Very touching and meaningful story
(tanung lang: do guys write diaries? i dont.)
A Diary from a guy
*January 2*
Do you still remember the first time we met? It was the first day in school. I was hurriedly entering the school gate when I bumped into you as you stepped out of a luxurious Volvo. The books you were holding fell all over the ground. I quickly picked up the books and returned them to you along with words of apology, but all you showed me was your intimidating look. My first impression of you was thatyou were a wilful girl born with a golden sthingy in the mouth. I had rejected you completely and had hoped not to meet you again, but surprisingly you turned out to be my classmate.
*March 22*
I started to know more about you as days passed and my opinion of you changed for the better on each passing day. I realised that you were from a wealthy family but definitely not a wilful girl. You were nice and friendly. You got angry that day we first met because I had left a footprint marking on the poetry collection you loved dearly.

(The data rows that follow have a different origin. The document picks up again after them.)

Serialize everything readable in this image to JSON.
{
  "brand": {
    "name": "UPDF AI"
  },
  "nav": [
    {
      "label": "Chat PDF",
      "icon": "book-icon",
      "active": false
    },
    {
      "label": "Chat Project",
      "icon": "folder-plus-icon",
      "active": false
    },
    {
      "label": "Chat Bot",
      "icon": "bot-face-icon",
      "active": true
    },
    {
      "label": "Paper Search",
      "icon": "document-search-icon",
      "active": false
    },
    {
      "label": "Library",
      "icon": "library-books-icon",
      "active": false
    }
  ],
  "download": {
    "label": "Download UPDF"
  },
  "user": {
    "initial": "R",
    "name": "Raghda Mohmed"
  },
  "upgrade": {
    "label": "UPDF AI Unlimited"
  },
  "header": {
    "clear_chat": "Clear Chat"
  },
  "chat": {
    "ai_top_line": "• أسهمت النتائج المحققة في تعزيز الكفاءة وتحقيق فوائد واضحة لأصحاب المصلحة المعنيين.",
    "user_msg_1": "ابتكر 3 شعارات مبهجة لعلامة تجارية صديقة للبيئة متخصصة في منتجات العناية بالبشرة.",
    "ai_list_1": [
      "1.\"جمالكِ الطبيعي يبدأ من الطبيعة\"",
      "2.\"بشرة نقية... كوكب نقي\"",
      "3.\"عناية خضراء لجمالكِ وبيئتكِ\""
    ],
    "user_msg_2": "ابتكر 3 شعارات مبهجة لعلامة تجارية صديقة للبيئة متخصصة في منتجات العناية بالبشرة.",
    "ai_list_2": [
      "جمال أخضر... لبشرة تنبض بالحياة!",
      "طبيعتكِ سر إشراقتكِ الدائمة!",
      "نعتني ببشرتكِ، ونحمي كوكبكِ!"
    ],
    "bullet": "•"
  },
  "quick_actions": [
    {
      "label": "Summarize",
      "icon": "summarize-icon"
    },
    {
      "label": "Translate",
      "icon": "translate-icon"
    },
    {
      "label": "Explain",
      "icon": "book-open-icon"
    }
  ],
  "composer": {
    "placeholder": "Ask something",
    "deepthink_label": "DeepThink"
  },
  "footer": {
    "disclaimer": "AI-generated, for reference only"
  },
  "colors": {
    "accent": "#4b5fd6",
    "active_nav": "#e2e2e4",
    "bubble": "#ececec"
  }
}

We met often during lunch break and I found something in you that was different from the rest of the girls - your passion for Chinese poetry. Often you would mumble something to yourself. Initially, I thought that you were humming a pop song but
later I realised that you had been reciting Chinese poems from great poets. You were so knowledgeable that you knew every poet and which poems they composed. I was very impressed indeed.
*April 5*
I met you again in the study area. That day you were reading the Chinese classics "Romance of the 3 kingdom". Your ability to appreciate Chinese classics left me with admiration. You were indeed unique in many ways.
*May 5*
From then on, we would often meet in the study area to discuss about the good and bad things of the character in these Chinese classics. Do you still remember the time when we a! lmost br oke off because we could not agree on whether Jia BaoYu hurt Lin Dai Yu? Our argument was so fierce that we never talked for that week. But when Friday came, we still met in the study area and laughed over the incident. After which, another argument started.
*Aug 7*
I could not deny it. It was a feeling I could not identify accurately. Wenever you laughed over a joke with other guys, that emotion filled my senses. It took me a while before identified it. I was in love; the feeling was jealousy. I felt the need to express it. But, I was afraid...that you would dismiss my feeling, that you and I would be stuck in an embarrassing situation, that our long nurtured friendship would crumble...therefore, I kept quiet.
*Oct 1*
The news came as a shock to me. I was so worried when I learnt that you had fainted in the canteen. I was struggling to keep my worried face in control as I looked at the ambulance that carried you away.